Zum Tod des Barsängers Freddy Cole

Der gechillteste Mann im Showbiz

Thomas Klingenmaier
Lesezeit 4 Minuten
Jetzt Artikel teilen:
30. Juni 2020
Der Jazz- und Barsänger Freddy Cole – hier auf dem Cover seines Albums„Talk to me“ aus dem Jahr 2011

Der Jazz- und Barsänger Freddy Cole – hier auf dem Cover seines Albums„Talk to me“ aus dem Jahr 2011 ©Foto: High Note

Aufgeregtheit war seine Sache nicht: Der Sänger und Pianist Freddy Cole unterschied sich von hektischeren Kollegen wie ein guter Whiskey von Flugbenzin. Im Alter von 88 Jahren ist er nun gestorben. Wir laden noch mal ein, seine Musik kennenzulernen.

Stuttgart - Die unbeugsamen Gallier aus dem kleinen Dorf von Asterix und Obelix haben bekanntlich vor gar nichts Angst. Nur ihren weitblickenden Häuptling Majestix plagt eine Restsorge: dass ihnen eines Tages der Himmel auf den Kopf fallen könnte. In diesem Fall könnten wohl auch die Zaubertränke von Miraculix nicht zur Erstarkung der Gemüter beitragen, geschweige denn die Gesänge des mit einer Kreissägenstimme gesegneten Dorfbarden Troubadix. Allerdings gab es in der Musikwelt einen Mann, dem man zugetraut hätte, seine Zuhörer auch noch beim Zusammenbruch des Firmaments gelassen zu stimmen: den Barsänger Freddy Cole, den gechilltesten Mann im US-Showbusiness.

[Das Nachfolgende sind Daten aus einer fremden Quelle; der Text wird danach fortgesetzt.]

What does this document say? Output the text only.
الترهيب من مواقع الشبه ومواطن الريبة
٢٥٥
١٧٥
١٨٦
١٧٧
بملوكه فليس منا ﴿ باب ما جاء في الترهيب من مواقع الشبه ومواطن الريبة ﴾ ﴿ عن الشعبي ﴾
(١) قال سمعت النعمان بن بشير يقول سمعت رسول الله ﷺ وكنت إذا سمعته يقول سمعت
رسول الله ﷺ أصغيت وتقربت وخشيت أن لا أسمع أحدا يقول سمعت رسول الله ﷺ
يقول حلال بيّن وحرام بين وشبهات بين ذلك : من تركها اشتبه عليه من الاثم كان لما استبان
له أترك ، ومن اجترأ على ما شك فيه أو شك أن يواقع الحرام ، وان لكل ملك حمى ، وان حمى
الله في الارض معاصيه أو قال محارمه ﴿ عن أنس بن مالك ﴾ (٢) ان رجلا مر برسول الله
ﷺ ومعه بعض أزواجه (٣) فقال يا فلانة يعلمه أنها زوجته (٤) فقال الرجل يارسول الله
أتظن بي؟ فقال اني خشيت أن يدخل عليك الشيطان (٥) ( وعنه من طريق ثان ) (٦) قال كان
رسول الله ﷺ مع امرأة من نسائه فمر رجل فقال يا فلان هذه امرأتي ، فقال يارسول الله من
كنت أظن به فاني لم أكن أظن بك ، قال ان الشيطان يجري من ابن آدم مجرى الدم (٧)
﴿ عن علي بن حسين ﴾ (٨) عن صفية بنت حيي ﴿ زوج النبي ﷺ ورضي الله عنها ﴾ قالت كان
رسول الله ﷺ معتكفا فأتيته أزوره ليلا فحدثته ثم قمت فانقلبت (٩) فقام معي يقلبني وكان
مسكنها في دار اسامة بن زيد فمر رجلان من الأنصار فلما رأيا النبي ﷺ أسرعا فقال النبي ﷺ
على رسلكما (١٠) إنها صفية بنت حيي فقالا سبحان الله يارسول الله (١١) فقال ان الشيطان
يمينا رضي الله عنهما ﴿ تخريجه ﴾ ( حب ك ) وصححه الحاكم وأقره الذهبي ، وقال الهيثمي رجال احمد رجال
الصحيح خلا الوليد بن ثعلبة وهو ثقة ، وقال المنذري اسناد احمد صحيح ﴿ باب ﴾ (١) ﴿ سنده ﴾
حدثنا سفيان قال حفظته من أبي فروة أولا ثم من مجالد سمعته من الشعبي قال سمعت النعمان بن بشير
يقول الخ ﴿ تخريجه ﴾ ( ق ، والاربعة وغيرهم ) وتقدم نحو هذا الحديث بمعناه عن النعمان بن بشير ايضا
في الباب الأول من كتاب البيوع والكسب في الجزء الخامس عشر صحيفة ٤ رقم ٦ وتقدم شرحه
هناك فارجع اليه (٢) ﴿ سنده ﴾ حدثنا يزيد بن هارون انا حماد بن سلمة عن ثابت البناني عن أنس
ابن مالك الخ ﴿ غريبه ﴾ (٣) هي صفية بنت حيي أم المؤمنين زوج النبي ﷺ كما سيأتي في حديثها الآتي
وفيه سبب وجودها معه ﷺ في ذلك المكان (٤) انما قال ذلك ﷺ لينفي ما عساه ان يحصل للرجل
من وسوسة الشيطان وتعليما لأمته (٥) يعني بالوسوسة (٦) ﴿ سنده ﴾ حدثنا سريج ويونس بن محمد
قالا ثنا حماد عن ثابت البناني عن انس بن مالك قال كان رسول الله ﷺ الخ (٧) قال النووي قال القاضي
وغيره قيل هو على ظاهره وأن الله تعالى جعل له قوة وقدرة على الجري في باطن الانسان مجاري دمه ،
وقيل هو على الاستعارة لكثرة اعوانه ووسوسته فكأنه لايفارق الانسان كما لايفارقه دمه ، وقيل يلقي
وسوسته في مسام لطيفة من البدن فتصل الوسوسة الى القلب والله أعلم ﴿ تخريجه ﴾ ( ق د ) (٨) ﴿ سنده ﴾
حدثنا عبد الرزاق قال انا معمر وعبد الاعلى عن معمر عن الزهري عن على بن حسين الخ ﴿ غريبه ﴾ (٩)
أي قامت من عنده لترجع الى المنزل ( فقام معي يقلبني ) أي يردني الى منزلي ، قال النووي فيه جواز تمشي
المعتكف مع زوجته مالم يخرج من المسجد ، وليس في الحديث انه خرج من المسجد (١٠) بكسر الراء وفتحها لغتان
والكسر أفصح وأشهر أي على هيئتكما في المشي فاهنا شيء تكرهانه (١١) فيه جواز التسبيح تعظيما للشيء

Lionel Frederick Cole, der nun am 27. Juni 2020 im Alter von 88 Jahren gestorben ist, nutzte das übliche Repertoire seiner Zunft:Lider über lachendes Glück und chronischen Herzschmerz, nagende Reue und selige Erinnerungen, greifbare Hoffnungen und luftige Tagträume, gedeckte Gefühlserkundungen für ein erwachsenes Publikum, teils Klassiker der Broadwaygeschichte, teils selbst geschrieben. Aber neben Cole klangen auch ruhigere Kollegen wie Hysteriker, sentimentale Kerle wie Eiswürfelmaschinen und auch verschmitzte Sänger wie in Humorlosigkeit erstarrt.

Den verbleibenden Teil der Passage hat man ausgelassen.